Concerning the spreading of physics misconceptions in class and in textbooks:
Regarding the oceanic tidal bulge Jim Green wrote:
...
But *later* some conscientious teacher is going to have to unteach that
stuff along with all the cartoon physics the kids learned from TV.

What is worse is that those kids are going to be the teachers soon enough
and will be saying -- as we hear frequently now -- hey this is what I learnt
in school and its good enough for me now.

I personally see no reason to talk about a tidal bulge. One could
productively talk about tidal FORCES which *do* make a daily march around
the Earth. Why pollute the student's heads with more cartoon physics?
...
But I urge that we teach no false doctrine.
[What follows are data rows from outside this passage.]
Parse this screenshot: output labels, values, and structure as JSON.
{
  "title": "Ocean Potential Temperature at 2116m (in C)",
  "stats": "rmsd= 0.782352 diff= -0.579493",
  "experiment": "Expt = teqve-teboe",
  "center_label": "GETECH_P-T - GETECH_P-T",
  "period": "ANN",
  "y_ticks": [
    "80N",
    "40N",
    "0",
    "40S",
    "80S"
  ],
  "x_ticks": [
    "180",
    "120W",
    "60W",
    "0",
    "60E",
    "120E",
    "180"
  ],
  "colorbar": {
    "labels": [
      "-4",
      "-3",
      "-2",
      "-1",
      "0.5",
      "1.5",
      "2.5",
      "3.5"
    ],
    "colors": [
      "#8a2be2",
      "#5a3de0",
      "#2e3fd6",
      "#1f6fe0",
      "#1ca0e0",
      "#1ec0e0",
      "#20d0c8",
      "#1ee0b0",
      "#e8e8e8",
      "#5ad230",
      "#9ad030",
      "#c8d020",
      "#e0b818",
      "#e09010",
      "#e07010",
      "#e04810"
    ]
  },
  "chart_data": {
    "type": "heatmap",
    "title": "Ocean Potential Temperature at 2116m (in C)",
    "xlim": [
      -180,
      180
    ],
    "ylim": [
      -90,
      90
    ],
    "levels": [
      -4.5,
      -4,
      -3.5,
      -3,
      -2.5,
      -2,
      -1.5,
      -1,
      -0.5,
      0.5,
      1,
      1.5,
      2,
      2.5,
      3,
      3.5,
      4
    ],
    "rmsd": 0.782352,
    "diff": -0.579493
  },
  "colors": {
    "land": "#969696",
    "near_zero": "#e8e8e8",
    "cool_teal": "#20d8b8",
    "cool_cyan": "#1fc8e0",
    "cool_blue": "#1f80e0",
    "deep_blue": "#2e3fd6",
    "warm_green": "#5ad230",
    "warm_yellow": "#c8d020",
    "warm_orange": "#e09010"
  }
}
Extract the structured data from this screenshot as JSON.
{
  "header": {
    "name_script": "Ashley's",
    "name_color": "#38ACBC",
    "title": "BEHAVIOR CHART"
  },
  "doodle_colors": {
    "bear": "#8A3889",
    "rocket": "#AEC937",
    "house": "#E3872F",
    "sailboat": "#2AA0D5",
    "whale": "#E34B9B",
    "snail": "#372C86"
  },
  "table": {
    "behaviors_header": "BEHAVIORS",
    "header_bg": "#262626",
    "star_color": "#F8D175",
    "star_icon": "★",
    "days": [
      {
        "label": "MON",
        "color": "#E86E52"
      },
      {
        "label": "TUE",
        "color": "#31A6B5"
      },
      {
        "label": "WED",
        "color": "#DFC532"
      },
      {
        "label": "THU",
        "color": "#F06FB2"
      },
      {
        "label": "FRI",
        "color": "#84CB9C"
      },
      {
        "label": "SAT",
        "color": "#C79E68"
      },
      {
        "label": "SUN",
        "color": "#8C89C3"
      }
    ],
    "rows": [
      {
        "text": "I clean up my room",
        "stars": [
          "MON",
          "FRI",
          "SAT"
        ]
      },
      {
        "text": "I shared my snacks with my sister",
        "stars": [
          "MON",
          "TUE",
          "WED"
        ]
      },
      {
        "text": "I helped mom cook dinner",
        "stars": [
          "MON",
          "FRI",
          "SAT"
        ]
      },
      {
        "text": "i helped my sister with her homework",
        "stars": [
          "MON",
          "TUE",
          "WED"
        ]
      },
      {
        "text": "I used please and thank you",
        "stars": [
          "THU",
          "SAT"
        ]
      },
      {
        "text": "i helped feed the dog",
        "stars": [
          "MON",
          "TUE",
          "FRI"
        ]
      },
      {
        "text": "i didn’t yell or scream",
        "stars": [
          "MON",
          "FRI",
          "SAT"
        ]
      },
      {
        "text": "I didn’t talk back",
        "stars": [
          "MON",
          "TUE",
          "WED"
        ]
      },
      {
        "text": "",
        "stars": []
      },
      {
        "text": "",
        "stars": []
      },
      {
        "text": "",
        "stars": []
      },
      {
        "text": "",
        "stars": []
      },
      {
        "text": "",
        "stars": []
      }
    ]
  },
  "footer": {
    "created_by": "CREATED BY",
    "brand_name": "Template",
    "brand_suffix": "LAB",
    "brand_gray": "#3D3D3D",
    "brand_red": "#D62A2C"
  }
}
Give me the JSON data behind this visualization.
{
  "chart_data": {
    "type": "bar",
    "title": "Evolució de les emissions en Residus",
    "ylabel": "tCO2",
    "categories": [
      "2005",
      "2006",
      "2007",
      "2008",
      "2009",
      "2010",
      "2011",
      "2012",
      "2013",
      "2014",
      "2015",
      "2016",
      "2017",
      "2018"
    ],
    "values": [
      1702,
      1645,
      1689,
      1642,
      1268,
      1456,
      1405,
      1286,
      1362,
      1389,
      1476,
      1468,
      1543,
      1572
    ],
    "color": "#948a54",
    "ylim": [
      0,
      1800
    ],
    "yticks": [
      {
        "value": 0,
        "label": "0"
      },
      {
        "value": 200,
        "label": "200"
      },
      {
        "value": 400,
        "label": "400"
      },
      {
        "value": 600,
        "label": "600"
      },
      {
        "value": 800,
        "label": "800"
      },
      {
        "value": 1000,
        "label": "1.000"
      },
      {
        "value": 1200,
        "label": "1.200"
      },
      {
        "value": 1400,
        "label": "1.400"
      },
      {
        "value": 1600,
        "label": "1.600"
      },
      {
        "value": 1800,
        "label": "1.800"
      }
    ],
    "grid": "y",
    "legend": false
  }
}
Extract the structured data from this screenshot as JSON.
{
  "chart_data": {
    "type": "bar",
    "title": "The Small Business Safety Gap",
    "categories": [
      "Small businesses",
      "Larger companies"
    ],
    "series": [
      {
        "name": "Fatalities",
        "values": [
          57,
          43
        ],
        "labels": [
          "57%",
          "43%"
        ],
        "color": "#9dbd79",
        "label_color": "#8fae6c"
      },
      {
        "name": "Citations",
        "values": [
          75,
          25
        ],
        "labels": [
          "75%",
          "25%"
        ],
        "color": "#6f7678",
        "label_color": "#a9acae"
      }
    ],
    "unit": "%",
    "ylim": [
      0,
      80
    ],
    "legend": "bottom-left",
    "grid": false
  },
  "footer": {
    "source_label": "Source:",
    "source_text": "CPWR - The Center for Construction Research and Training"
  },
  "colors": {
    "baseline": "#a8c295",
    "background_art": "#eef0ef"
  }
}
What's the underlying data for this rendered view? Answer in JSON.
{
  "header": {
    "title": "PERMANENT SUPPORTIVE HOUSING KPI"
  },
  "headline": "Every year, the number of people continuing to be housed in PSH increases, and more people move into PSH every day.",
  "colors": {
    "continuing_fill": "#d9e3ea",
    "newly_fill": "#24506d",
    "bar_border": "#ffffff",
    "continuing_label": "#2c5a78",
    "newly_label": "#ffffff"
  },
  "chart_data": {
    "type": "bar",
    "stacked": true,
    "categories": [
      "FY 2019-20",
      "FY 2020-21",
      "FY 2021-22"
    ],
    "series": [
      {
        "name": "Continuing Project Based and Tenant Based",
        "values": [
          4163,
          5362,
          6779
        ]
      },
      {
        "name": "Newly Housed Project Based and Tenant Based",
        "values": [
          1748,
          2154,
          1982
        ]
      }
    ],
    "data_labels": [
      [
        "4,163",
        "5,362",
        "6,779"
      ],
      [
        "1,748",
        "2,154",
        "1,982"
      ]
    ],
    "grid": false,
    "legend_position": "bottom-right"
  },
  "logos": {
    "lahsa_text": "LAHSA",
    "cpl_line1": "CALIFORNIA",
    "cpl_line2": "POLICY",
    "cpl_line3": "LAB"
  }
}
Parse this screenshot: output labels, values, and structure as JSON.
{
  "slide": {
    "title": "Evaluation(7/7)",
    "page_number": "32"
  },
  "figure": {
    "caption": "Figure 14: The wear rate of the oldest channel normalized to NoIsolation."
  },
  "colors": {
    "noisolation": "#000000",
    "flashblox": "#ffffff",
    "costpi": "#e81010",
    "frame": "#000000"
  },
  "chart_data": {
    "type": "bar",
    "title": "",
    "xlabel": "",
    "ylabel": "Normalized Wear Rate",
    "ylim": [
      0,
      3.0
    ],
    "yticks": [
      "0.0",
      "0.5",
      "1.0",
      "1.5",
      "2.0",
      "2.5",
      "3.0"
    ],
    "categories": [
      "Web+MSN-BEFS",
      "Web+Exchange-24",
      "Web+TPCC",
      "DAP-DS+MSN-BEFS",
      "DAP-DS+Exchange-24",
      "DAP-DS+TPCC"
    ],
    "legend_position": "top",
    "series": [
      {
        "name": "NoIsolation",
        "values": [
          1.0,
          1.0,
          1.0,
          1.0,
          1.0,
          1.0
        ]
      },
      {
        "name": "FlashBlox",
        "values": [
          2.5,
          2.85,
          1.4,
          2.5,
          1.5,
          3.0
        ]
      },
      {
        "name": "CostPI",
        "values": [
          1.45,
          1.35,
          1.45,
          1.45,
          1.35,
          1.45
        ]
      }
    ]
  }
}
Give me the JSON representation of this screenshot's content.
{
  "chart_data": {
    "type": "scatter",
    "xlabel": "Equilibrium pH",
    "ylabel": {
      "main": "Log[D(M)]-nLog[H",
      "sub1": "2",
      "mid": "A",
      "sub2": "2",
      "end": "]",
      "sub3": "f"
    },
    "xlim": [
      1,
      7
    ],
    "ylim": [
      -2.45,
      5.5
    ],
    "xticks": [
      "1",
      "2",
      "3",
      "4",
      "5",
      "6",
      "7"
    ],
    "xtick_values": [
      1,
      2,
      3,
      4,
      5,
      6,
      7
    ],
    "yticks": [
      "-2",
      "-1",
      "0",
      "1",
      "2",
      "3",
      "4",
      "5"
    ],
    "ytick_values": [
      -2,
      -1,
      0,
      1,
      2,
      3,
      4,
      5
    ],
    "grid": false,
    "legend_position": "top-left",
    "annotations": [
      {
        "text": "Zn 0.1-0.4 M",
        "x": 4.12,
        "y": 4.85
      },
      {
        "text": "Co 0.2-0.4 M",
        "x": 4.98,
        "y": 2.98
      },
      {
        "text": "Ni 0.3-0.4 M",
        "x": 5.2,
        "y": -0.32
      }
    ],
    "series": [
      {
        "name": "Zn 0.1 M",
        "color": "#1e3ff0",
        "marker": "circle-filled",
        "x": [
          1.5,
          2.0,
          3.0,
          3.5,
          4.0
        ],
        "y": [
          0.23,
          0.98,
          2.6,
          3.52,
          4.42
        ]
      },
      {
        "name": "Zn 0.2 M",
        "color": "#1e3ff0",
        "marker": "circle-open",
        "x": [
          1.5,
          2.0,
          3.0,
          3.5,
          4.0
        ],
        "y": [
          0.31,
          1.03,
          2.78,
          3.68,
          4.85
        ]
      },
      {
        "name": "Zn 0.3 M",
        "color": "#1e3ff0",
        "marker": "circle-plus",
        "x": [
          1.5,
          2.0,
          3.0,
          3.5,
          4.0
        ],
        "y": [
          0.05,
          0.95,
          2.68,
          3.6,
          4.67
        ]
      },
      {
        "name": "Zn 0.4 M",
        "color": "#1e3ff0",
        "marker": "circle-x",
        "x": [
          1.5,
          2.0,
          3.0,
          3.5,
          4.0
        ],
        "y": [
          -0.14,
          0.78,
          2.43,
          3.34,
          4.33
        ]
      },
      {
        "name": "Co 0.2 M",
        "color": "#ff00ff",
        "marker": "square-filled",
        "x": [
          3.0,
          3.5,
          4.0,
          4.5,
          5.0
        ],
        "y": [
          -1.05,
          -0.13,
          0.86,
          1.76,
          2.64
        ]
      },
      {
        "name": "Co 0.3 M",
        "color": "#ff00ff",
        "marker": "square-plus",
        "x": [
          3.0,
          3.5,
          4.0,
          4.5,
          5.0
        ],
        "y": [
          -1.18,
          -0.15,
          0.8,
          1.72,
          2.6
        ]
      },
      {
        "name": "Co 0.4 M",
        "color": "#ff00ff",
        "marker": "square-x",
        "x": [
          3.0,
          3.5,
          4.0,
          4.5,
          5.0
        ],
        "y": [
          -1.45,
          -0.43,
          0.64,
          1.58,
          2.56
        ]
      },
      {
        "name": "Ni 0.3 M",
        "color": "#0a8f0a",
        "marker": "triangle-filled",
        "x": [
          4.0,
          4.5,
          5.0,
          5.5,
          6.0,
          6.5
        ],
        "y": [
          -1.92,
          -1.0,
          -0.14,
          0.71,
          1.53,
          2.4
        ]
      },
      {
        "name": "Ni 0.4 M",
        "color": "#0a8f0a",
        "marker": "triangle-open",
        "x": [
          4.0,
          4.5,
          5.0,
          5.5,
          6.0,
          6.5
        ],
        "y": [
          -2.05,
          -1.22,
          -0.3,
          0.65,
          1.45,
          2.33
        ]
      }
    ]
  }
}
I often disagree with Jim on things (e.g. mass/rest mass/rest energy termino-
logy, whether heat is work or not, use of "heat" as a noun, etc.), but in
this case I agree with Jim that the idea that the oceans possess a tidal bulge
is exaggerated to the point of being misleading and that we should not spread
"false doctrine". I think that it is appropriate to mention to students that
the equi-potential surface (geoid) DOES have a tidal bulge. It's just that
the instantaneous surface of the earth does not coincide with a geoid since
the whole earth is not a perfect uniform fluid with a zero equilibration time,
and the earth's surface is rotating too rapidly with respect to the bulge in
the equi-potential surface to respond and conform to it with all the under-
damped (Bay of Fundy) and overdamped parts (Eurasian continent) equilibrating
on the appropriate decay-time time scales.

Dave Dockstader brought up what seems to be a more egregious case of the
intentional propagation of misconceptions. He wrote:
...
Here's a quote from a geology text published in 1996 by DC Heath
"Electrons orbit at specific distances from the dense, positively charged
nucleus..." Jim has to like this! Anybody have any pull with the editors
at DC Heath?
...
This is one of my pet peeves. The Bohr Atom was dead by the mid-20s (after
having been proposed in 1913) and still today it is taught. Maybe we should
teach Ptolemaic cosmology, caloric, and phlogiston theories while we are at
it. (Teaching this stuff as part of a historical background and as a context
for the development the modern ideas of science is one thing; teaching it as
a viable explanation for how nature works is another.) The textbook in the
astronomy course that I teach here teaches the Bohr Atom when discussing
atomic spectra (at least the Rydberg spectrum which is so important in
astronomy) without a disclaimer. When we get to this part I tell the students
that the book is wrong and to ignore what it says about the mechanism for the
discrete atomic energy level spacings. I tell them if they want to really
know how and why atoms have the characteristic levels and spectra that they
do, they should become physics majors. This tactic hasn't resulted in a
noticable increase in the number of physics majors that we have here. I think
this may indicate that the students are not infinitely curious about how
atomic spectra work.

Some other errors and/or misconceptions propagated by textbooks that irritate
me are the usual explanations of rainbow formation and the use of the
constancy of the speed of *light* as the 2nd postulate of special relativity,
rather than the requirement of no instantaneous-action-at-a-distance (with the
corollary that there must be a speed limit of causation whose value we
conveniently label as c). The constancy of this speed limit c is itself a
theorem of the first two postulates. The reason that light happens to travel
at this speed limit is that the photon happens to be massless. If photons
happened to have a nonzero mass then the group velocity of light would be less
than c, but this would have no effect on the validity of special relativity
itself.

I better stop rambling here. I'm sure that we can all come up with a host of
commonly-propagated errors that bug us.